Now before people get all upset. I’m not saying that people should not be upset with the men who are not stepping up. I’m saying that they shouldn’t try to #endfathersday because of those men. I understand that children may hurt. I think that this day should be turned into something else for them like take them out to dinner or a fun day. Like i said this is something I will never understand. But I do sympathize. I’ve seen what the effects of not having a father in a child’s life can do and i don’t deny that some men don’t deserve the previous gifts God has blessed them with. However I do know some men who realize they’re blessings and appreciate them.

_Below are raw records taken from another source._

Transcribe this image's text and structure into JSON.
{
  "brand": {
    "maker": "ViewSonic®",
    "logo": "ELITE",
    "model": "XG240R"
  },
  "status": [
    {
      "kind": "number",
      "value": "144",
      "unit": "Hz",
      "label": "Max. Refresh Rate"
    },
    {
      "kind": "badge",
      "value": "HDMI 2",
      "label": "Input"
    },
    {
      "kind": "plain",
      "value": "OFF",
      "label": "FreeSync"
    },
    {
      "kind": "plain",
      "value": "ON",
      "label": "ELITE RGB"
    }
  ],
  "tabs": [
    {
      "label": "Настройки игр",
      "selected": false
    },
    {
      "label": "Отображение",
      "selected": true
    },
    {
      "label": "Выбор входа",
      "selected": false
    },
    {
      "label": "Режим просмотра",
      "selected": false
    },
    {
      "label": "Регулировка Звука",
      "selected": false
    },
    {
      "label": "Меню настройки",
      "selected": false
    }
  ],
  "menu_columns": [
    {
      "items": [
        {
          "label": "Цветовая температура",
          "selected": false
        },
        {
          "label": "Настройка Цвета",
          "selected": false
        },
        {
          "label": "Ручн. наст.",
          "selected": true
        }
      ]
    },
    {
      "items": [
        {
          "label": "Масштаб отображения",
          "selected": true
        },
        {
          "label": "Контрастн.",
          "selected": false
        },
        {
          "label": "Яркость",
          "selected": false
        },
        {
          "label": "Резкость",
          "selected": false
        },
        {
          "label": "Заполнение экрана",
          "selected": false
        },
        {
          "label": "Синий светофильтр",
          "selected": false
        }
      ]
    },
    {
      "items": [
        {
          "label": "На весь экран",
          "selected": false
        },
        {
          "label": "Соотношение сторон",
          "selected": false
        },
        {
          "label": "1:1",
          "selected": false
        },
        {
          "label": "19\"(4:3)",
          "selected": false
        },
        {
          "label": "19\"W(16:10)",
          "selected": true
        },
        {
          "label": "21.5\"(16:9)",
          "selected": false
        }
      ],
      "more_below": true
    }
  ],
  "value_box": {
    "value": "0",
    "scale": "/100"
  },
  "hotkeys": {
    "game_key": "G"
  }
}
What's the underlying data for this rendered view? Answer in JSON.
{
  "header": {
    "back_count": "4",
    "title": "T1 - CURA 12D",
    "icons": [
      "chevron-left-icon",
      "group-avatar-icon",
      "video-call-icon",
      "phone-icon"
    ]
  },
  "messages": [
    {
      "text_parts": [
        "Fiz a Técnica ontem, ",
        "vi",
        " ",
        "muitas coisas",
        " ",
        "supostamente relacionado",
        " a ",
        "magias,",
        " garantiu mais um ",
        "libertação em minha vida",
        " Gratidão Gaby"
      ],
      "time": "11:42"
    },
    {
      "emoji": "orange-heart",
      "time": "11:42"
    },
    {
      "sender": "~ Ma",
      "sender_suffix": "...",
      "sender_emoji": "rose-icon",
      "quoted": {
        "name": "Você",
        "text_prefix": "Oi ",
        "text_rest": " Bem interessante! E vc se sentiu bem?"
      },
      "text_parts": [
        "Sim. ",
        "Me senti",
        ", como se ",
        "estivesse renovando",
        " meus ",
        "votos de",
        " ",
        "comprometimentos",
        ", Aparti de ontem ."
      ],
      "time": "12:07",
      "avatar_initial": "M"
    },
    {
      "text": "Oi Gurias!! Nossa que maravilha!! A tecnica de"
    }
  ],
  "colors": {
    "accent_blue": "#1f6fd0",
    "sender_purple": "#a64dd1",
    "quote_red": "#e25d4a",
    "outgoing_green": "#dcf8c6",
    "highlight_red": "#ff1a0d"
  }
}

When honoring our dads this father’s day, it’s important to make them feel special and loved. For most of the year, they may go about their duties as a father with little thanks, so now is the time to show them that you appreciate them and all they do for you. Whether that be with some colorful fashion design socks or by pampering them, take the time to care for their needs. You don’t have to do anything big, but sometimes the best thing to do is something big! Consider building him a man cave in the garden or in his basement and decorate it with all of his favourite things. Visit www.neonfilter.com to get the lighting perfect and then it’ll be time for the big reveal. He might be so touched that he even cries, but that’s ok! Alternatively, you could throw him a party, or even just go for dinner with him to spend some good quality time together. He deserves some special treatment for all he does.
Now I realize some people may not agree with my opinion and i welcome your difference of opinion but please be respectful. Any disrespectful comments will be deleted.
Krystyn @ Really, Are You Serious? says
I totally agree great dads need to be honored. I had no idea there were people out there trying to end father’s day (and this is coming from somebody who doesn’t send anything/talk to her biological father).
You are lucky you have some great men in your life.
Krystyn @ Really, Are You Serious? recently posted…Your American Flag
Kgilbert says
Yes I think it is really sad. Dads make just as much sacrifices as moms so they deserve to be honored as well.